Venda de sucata ferrosa chega a 300 mil toneladas por mês
As empresas de comércio de sucata ferrosa no Brasil, uma das principais matérias-primas usadas na produção de aço, vendem mensalmente cerca de 300 mil toneladas do produto, adquirido junto às indústrias, ferros-velhos e cooperativas de catadores. Esse volume é negociado quase totalmente no mercado interno. Cerca de 57% das empresas comercializam apenas no mercado nacional e 43% delas tanto internamente como no exterior. Os dados fazem parte do estudo inédito “Painel de Indicadores Setoriais para o Comércio Atacadista de Sucata Ferrosa”, elaborado pelo Grupo de Economia da Infraestrutura e Soluções Ambientais da Fundação Getúlio Vargas (FGV), a pedido do Instituto Nacional das Empresas de Sucata Ferro e Aço (Inesfa).
O estudo, feito a partir de pesquisa com as empresas associados ao Inesfa, foi divulgado hoje durante seminário realizado na Fundação Getúlio Vargas (FGV), em São Paulo, para uma plateia de cerca de 100 pessoas, composta por representantes do setor, especialistas e empresas fornecedoras de equipamentos.
Segundo o economista Gesner Oliveira, ex-presidente do Conselho Administrativo e Defesa Econômica (Cade), professor da FGV e um dos autores do levantamento, ainda existe “muito desconhecimento sobre a importância do segmento de sucata para a economia do país”. O setor, afirma, garante renda a 1,5 milhão de pessoas, desde a coleta, seleção, preparação, até a distribuição de materiais metálicos. Desse grupo, de 600 mil a 800 mil são catadores, independentes ou reunidos em cooperativas e associações. Pouco mais de 5.000 empresas realizam o comércio da matéria-prima.
Apenas os associados do Inesfa são responsáveis por 47% de toda a sucata preparada no País. Desse total, perto de 10% das empresas analisadas respondem por cerca de 65% do total das receitas do setor. Em valores brutos, essa receita é de R$ 1,34 bilhão por ano. A maior parte das empresas associadas ao Inesfa está concentrada no Centro-Sul do país, principalmente em São Paulo. O estudo divulgado hoje será atualizado regularmente e permitirá a divulgação periódica de um painel de indicadores do setor.

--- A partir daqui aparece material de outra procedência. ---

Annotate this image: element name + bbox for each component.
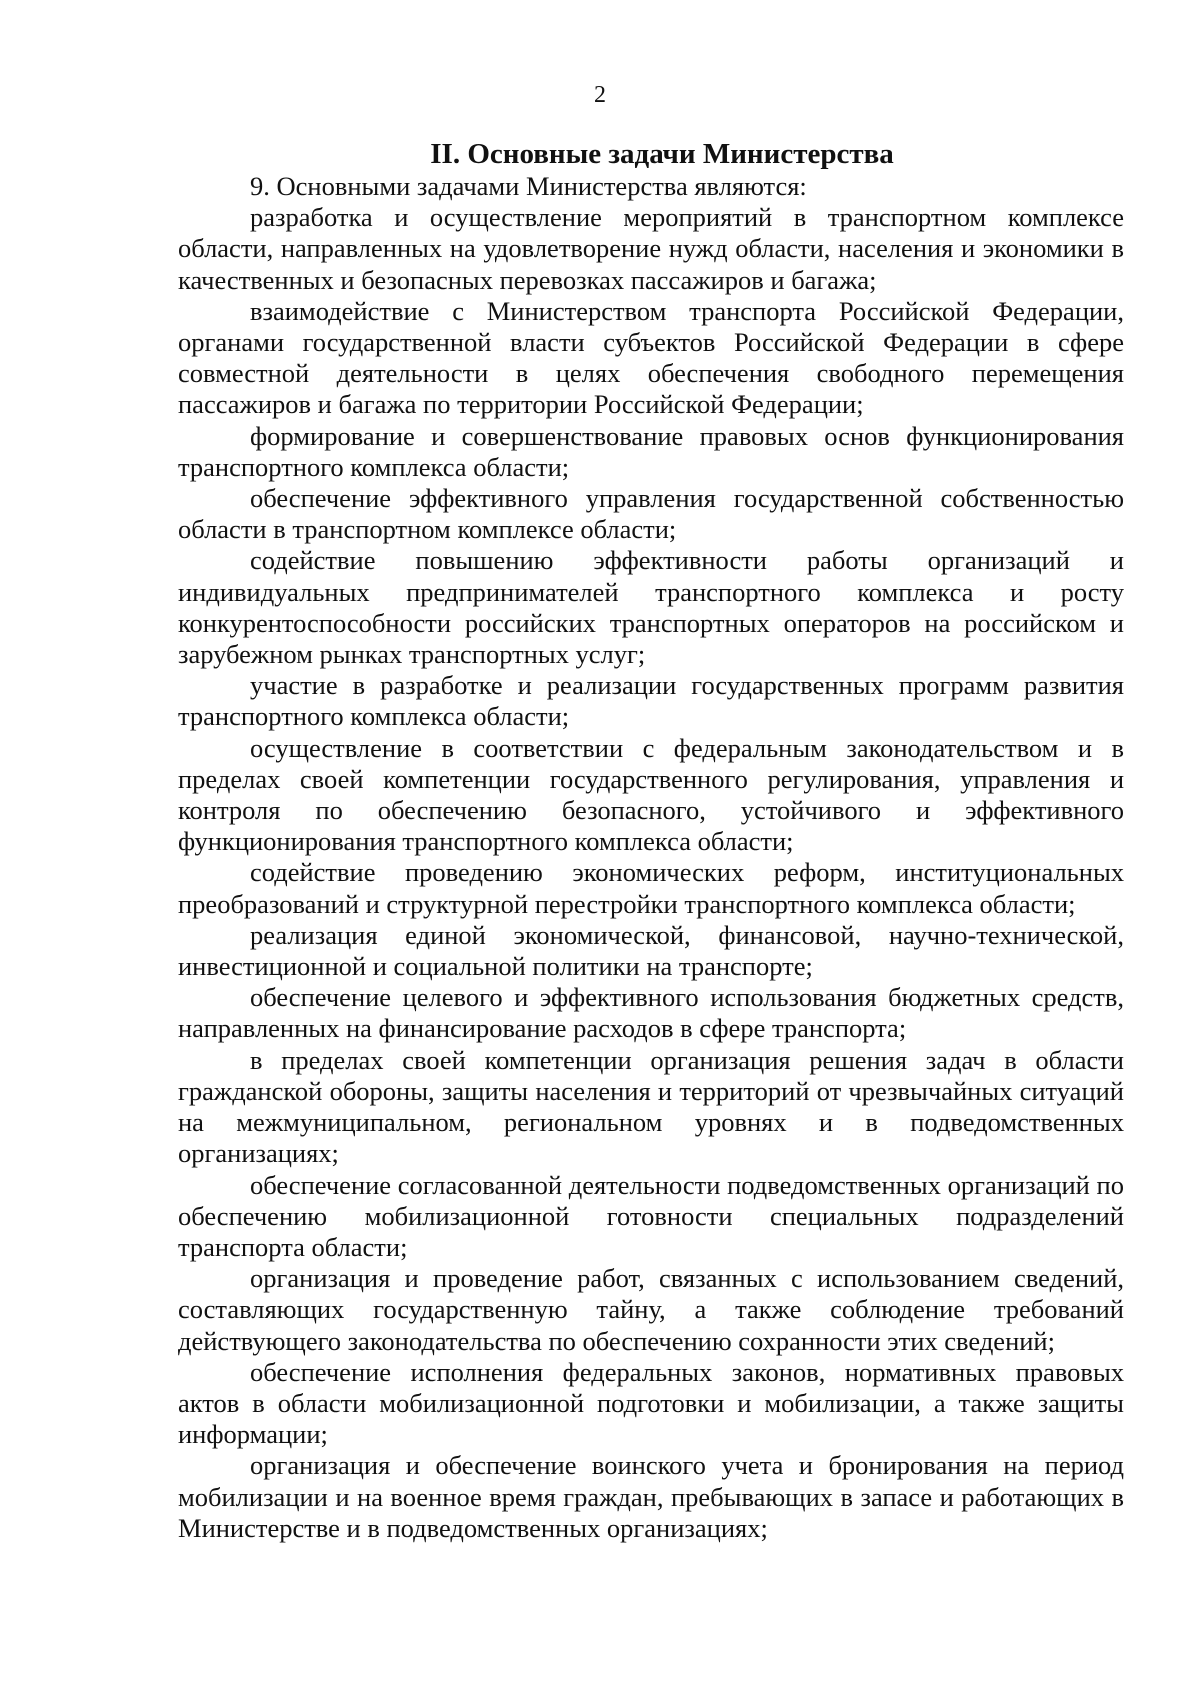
section-title: II. Основные задачи Министерства <box>430 138 894 170</box>
paragraph: содействие проведению экономических реформ, институциональных преобразований и структурной перестройки транспортного комплекса области; <box>178 857 1124 919</box>
page-number: 2 <box>594 82 606 108</box>
paragraph: в пределах своей компетенции организация решения задач в области гражданской обороны, защиты населения и территорий от чрезвычайных ситуаций на межмуниципальном, региональном уровнях и в подведомственных организациях; <box>178 1044 1124 1169</box>
paragraph: осуществление в соответствии с федеральным законодательством и в пределах своей компетенции государственного регулирования, управления и контроля по обеспечению безопасного, устойчивого и эффективного функционирования транспортного комплекса области; <box>178 732 1124 857</box>
paragraph: обеспечение эффективного управления государственной собственностью области в транспортном комплексе области; <box>178 483 1124 545</box>
paragraph: разработка и осуществление мероприятий в транспортном комплексе области, направленных на удовлетворение нужд области, населения и экономики в качественных и безопасных перевозках пассажиров и багажа; <box>178 202 1124 295</box>
paragraph-intro: 9. Основными задачами Министерства являются: <box>250 171 807 201</box>
paragraph: обеспечение согласованной деятельности подведомственных организаций по обеспечению мобилизационной готовности специальных подразделений транспорта области; <box>178 1169 1124 1262</box>
paragraph: формирование и совершенствование правовых основ функционирования транспортного комплекса области; <box>178 420 1124 482</box>
paragraph: участие в разработке и реализации государственных программ развития транспортного комплекса области; <box>178 670 1124 732</box>
document-body <box>178 171 1124 1544</box>
paragraph: организация и обеспечение воинского учета и бронирования на период мобилизации и на военное время граждан, пребывающих в запасе и работающих в Министерстве и в подведомственных организациях; <box>178 1450 1124 1543</box>
paragraph: содействие повышению эффективности работы организаций и индивидуальных предпринимателей транспортного комплекса и росту конкурентоспособности российских транспортных операторов на российском и зарубежном рынках транспортных услуг; <box>178 545 1124 670</box>
paragraph: обеспечение целевого и эффективного использования бюджетных средств, направленных на финансирование расходов в сфере транспорта; <box>178 982 1124 1044</box>
paragraph: взаимодействие с Министерством транспорта Российской Федерации, органами государственной власти субъектов Российской Федерации в сфере совместной деятельности в целях обеспечения свободного перемещения пассажиров и багажа по территории Российской Федерации; <box>178 295 1124 420</box>
paragraph: обеспечение исполнения федеральных законов, нормативных правовых актов в области мобилизационной подготовки и мобилизации, а также защиты информации; <box>178 1356 1124 1450</box>
paragraph: организация и проведение работ, связанных с использованием сведений, составляющих государственную тайну, а также соблюдение требований действующего законодательства по обеспечению сохранности этих сведений; <box>178 1263 1124 1356</box>
paragraph: реализация единой экономической, финансовой, научно-технической, инвестиционной и социальной политики на транспорте; <box>178 919 1124 982</box>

De acordo com o levantamento, as empresas negociam diretamente no mercado doméstico 76,9% da sucata com as usinas siderúrgicas, 3,8% com outras empresas de comércio de sucata e 19,3% tanto diretamente com as usinas como com outras empresas. A pesquisa aponta insatisfação das empresas com o preços: 52% das associadas afirmaram não estar satisfeitas, já que os valores em geral são inferiores àqueles pagos pelo mercado internacional.

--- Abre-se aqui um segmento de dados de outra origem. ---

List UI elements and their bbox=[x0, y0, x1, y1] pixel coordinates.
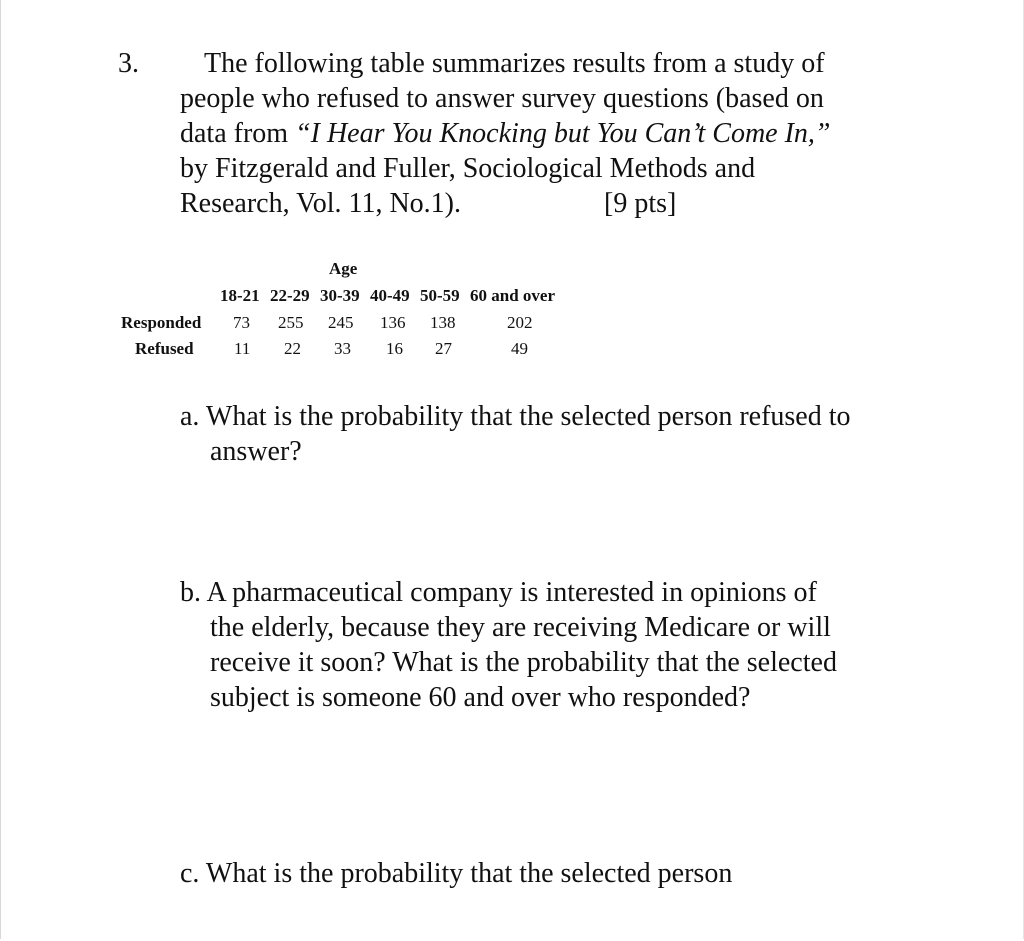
intro-line-2: people who refused to answer survey questions (based on bbox=[180, 83, 824, 114]
question-b-line-4: subject is someone 60 and over who responded? bbox=[210, 682, 751, 713]
table-group-label: Age bbox=[329, 259, 358, 278]
table-cell: 245 bbox=[328, 313, 354, 332]
table-cell: 49 bbox=[511, 339, 528, 358]
problem-number: 3. bbox=[118, 48, 139, 79]
question-c-line-1: c. What is the probability that the selected person bbox=[180, 858, 733, 889]
intro-line-5-text: Research, Vol. 11, No.1). bbox=[180, 188, 461, 219]
intro-line-3 bbox=[180, 116, 900, 151]
question-b bbox=[180, 575, 920, 715]
table-cell: 16 bbox=[386, 339, 403, 358]
source-title: “I Hear You Knocking but You Can’t Come In,” bbox=[295, 118, 831, 149]
column-header: 40-49 bbox=[370, 286, 410, 305]
column-header: 30-39 bbox=[320, 286, 360, 305]
intro-line-1: The following table summarizes results from a study of bbox=[204, 48, 825, 79]
intro-line-5 bbox=[180, 186, 900, 221]
question-a bbox=[180, 399, 920, 469]
intro-line-3-prefix: data from bbox=[180, 118, 296, 149]
question-b-line-1: b. A pharmaceutical company is interested in opinions of bbox=[180, 577, 817, 608]
points-value: [9 pts] bbox=[604, 188, 677, 219]
table-cell: 136 bbox=[380, 313, 406, 332]
column-header: 50-59 bbox=[420, 286, 460, 305]
question-a-line-2: answer? bbox=[210, 436, 302, 467]
row-label-responded: Responded bbox=[121, 313, 202, 332]
column-header: 18-21 bbox=[220, 286, 260, 305]
question-a-line-1: a. What is the probability that the selected person refused to bbox=[180, 401, 851, 432]
row-label-refused: Refused bbox=[135, 339, 194, 358]
table-cell: 22 bbox=[284, 339, 301, 358]
table-cell: 11 bbox=[234, 339, 251, 358]
table-cell: 73 bbox=[233, 313, 250, 332]
intro-line-4: by Fitzgerald and Fuller, Sociological Methods and bbox=[180, 153, 756, 184]
column-header: 22-29 bbox=[270, 286, 310, 305]
column-header: 60 and over bbox=[470, 286, 555, 305]
table-cell: 255 bbox=[278, 313, 304, 332]
question-c bbox=[180, 856, 920, 891]
table-cell: 33 bbox=[334, 339, 351, 358]
question-b-line-3: receive it soon? What is the probability that the selected bbox=[210, 647, 837, 678]
table-cell: 138 bbox=[430, 313, 456, 332]
table-cell: 27 bbox=[435, 339, 452, 358]
problem-statement bbox=[180, 46, 900, 221]
question-b-line-2: the elderly, because they are receiving Medicare or will bbox=[210, 612, 831, 643]
table-cell: 202 bbox=[507, 313, 533, 332]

Um dado que chama a atenção no estudo é a consolidação do setor nos últimos anos. “Há um processo de concentração do setor, com empresas de maior porte adquirindo empresas menores”, diz Gesner Oliveira. Esse processo deve obrigar a uma mudança no grau de relacionamento das empresas com os seus fornecedores. E também, conforme o economista, é das uma das razões da maior entrada das empresas no mercado internacional. “A consolidação permite mais escala e maior capacidade de investimento”, diz.
“O mercado internacional é de extrema importância principalmente por amenizar os efeitos de sazonalidade na venda de sucata ferrosa a que o mercado nacional está sujeito”, destaca Oliveira. “Tal sazonalidade permite que os valores no mercado internacional fiquem mais elevados, podendo ser superiores aos valores nacionais em até R$ 100 por tonelada.”